Why did the face in the Oval Office change but the policies remain the same? Critics tend to focus on Obama himself, a leader who perhaps has shifted with politics to take a harder line. But Tufts University political scientist Michael J. Glennon has a more pessimistic answer: Obama couldn’t have changed policies much even if he tried.
Though it’s a bedrock American principle that citizens can steer their own government by electing new officials, Glennon suggests that in practice, much of our government no longer works that way. In a new book, “National Security and Double Government,” he catalogs the ways that the defense and national security apparatus is effectively self-governing, with virtually no accountability, transparency, or checks and balances of any kind. He uses the term “double government”: There’s the one we elect, and then there’s the one behind it, steering huge swaths of policy almost unchecked. Elected officials end up serving as mere cover for the real decisions made by the bureaucracy.
Glennon cites the example of Obama and his team being shocked and angry to discover upon taking office that the military gave them only two options for the war in Afghanistan: The United States could add more troops, or the United States could add a lot more troops. Hemmed in, Obama added 30,000 more troops.
https://www.bostonglobe.com/ideas/2014/10/18/vote-all-you-want-the-secret-government-won-change/jVSkXrENQlu8vNcBfMn9sL/story.html
I do believe that this is true, so I dont have a whole lot of fear that I would be putting my life and that of my family at risk by voting in a Trump who knows next to nothing on national security. This government is too big for a president to personally manage anyone of it. Those who have tried like Obama and Carter have fucked themselves in the process, We need someone who can manage the bureaucracy, not make the decisions for the most part, and that requires management skills not subject matter expertise. Trump would hire the right people, he would listen to his choices, read the briefing book to study those choices, maybe ask a few questions (which it is said that Bush almost never did), and then be the decider.

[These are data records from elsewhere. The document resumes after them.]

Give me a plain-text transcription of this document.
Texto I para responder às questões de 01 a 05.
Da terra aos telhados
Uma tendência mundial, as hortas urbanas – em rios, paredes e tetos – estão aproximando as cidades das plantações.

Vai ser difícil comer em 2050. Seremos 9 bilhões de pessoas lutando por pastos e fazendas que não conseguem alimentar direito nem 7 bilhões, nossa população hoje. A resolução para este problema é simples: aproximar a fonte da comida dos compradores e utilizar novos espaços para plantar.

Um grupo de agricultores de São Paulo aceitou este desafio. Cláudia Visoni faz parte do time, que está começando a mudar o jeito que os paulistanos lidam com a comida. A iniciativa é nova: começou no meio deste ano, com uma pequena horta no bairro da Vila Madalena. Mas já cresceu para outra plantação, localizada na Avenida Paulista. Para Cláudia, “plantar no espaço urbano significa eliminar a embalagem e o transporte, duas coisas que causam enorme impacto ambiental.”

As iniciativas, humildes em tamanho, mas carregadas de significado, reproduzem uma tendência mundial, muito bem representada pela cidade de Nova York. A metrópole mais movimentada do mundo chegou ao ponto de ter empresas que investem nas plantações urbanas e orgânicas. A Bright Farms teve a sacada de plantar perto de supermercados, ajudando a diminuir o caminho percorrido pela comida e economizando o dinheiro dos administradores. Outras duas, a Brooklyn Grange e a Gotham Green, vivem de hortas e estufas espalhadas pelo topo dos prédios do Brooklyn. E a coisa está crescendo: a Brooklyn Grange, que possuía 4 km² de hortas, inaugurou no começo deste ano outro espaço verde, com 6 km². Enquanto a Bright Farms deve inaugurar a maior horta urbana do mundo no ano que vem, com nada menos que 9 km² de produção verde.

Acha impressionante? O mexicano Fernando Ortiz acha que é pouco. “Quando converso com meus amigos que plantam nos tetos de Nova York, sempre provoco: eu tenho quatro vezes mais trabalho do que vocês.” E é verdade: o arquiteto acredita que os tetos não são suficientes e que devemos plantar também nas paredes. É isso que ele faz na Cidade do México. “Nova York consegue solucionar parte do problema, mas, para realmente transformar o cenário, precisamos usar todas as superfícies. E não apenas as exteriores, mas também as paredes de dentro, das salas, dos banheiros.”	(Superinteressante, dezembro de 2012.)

And we are at the point were we need to take some risks to get the elites back on the job looking out for Americas interests. China is coming on fast, our economy is getting shredded, our schools still dont work, the medical system costs are eating the nation and Obama just made the problem worse, global warming might be a problem...we need to start working on making America great again, now. I judge that it is going to take a revolt from the little people to get the ball rolling. Is a Trump going to be anymore incompetent than Bush was or than Obama have been? Maybe, but I dont think that is likely. And really that is the bottom line, with as poorly as the alleged pro's are doing lets put a well chosen amateur in to see what he can do. If he sucks and makes bad choices someone new will be in the chair in 4 years yo give us their go. Somebody will be up to the job. We sure need some different skills and a lot of new thinking from what we have had though,,,,,Trump might be exactly the fresh we need. Let's go, VOTE TRUMP, the political elite sure dont seem to have any body decent to offer as a choice.